D. The Court Should Decline to Exercise Supplemental Jurisdiction Over Plaintiff's Potential State Law Claims
To the extent Plaintiff seeks to invoke this Court's supplemental jurisdiction on the basis that Defendants actions constituted negligence and/or unlawful conduct, this Court should decline to exercise such supplemental jurisdiction. A district court is authorized to decline supplemental jurisdiction over such claims if the claims raise novel or complex issues of state law, if the claims substantially predominate over claims over which the district court has original jurisdiction, if the district court has dismissed all claims over which it had original jurisdiction, or for other compelling reasons.
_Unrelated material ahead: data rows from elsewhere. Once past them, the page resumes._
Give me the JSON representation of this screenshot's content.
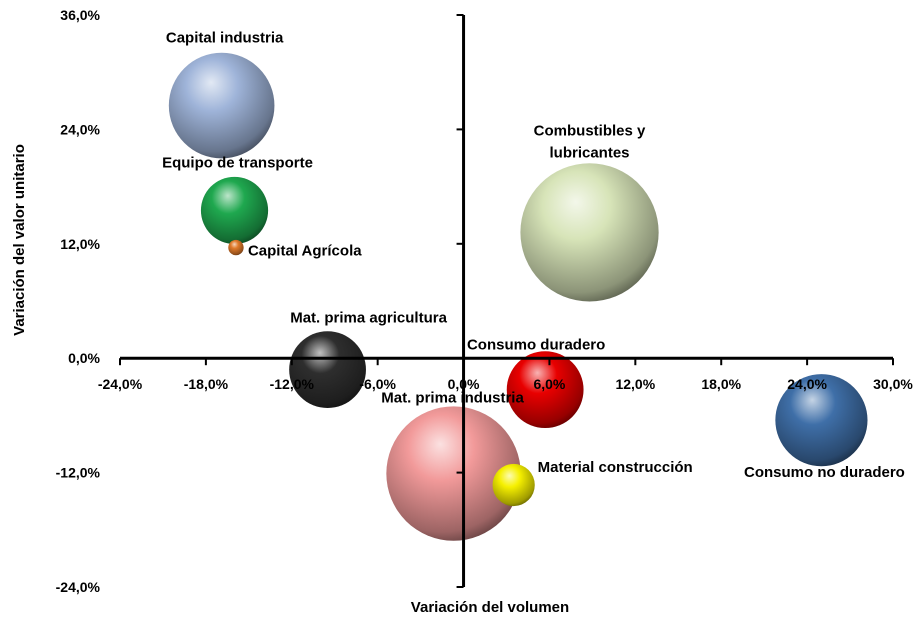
{
  "chart_data": {
    "type": "scatter",
    "subtype": "bubble",
    "title": "",
    "xlabel": "Variación del volumen",
    "ylabel": "Variación del valor unitario",
    "xlim": [
      -24,
      30
    ],
    "ylim": [
      -24,
      36
    ],
    "x_ticks": [
      "-24,0%",
      "-18,0%",
      "-12,0%",
      "-6,0%",
      "0,0%",
      "6,0%",
      "12,0%",
      "18,0%",
      "24,0%",
      "30,0%"
    ],
    "y_ticks": [
      "-24,0%",
      "-12,0%",
      "0,0%",
      "12,0%",
      "24,0%",
      "36,0%"
    ],
    "x_tick_values": [
      -24,
      -18,
      -12,
      -6,
      0,
      6,
      12,
      18,
      24,
      30
    ],
    "y_tick_values": [
      -24,
      -12,
      0,
      12,
      24,
      36
    ],
    "grid": false,
    "legend": "none",
    "series": [
      {
        "name": "Capital industria",
        "x": -16.9,
        "y": 26.5,
        "size": 55,
        "color": "#9fb4d9"
      },
      {
        "name": "Equipo de transporte",
        "x": -16.0,
        "y": 15.5,
        "size": 35,
        "color": "#1fa84f"
      },
      {
        "name": "Capital Agrícola",
        "x": -15.9,
        "y": 11.6,
        "size": 8,
        "color": "#e07a2a"
      },
      {
        "name": "Combustibles y lubricantes",
        "x": 8.8,
        "y": 13.2,
        "size": 72,
        "color": "#d7e4b8"
      },
      {
        "name": "Mat. prima agricultura",
        "x": -9.5,
        "y": -1.2,
        "size": 40,
        "color": "#2e2e2e"
      },
      {
        "name": "Consumo duradero",
        "x": 5.7,
        "y": -3.3,
        "size": 40,
        "color": "#e80000"
      },
      {
        "name": "Consumo no duradero",
        "x": 25.0,
        "y": -6.5,
        "size": 48,
        "color": "#3f6fa8"
      },
      {
        "name": "Mat. prima industria",
        "x": -0.7,
        "y": -12.1,
        "size": 70,
        "color": "#f29a9a"
      },
      {
        "name": "Material construcción",
        "x": 3.5,
        "y": -13.3,
        "size": 22,
        "color": "#f6f000"
      }
    ]
  }
}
Because deliberate indifference imposes a much higher standard for liability than a negligence claim such that a different analysis is required, it is appropriate for the Court to decline to exercise supplemental jurisdiction over Plaintiff's potential state law claims.
RECOMMENDATION
IT IS RECOMMENDED that Plaintiff's claims against Darrel Vannoy, Shannon Demars, Cynthia Park, and James Cruz, as well as Plaintiff's claim related to double-celling, be DISMISSED WITH PREJUDICE as legally frivolous and for failure to state a claim upon which relief may be granted pursuant to 28 U.S.C. §§ 1915(e) and 1915A, and that this matter be referred to the magistrate judge for further proceedings on Plaintiff's sole remaining claim, i.e., Plaintiff's claim for monetary damages against Luke Rheams in his individual capacity for deliberate indifference to a serious medical need.
If this recommendation is adopted, IT IS FURTHER RECOMMENDED that the Court decline to exercise supplemental jurisdiction over Plaintiff's potential state law claims as the sole remaining claim for deliberate indifference imposes a higher standard for liability and requires a different analysis than Plaintiff's state law claims.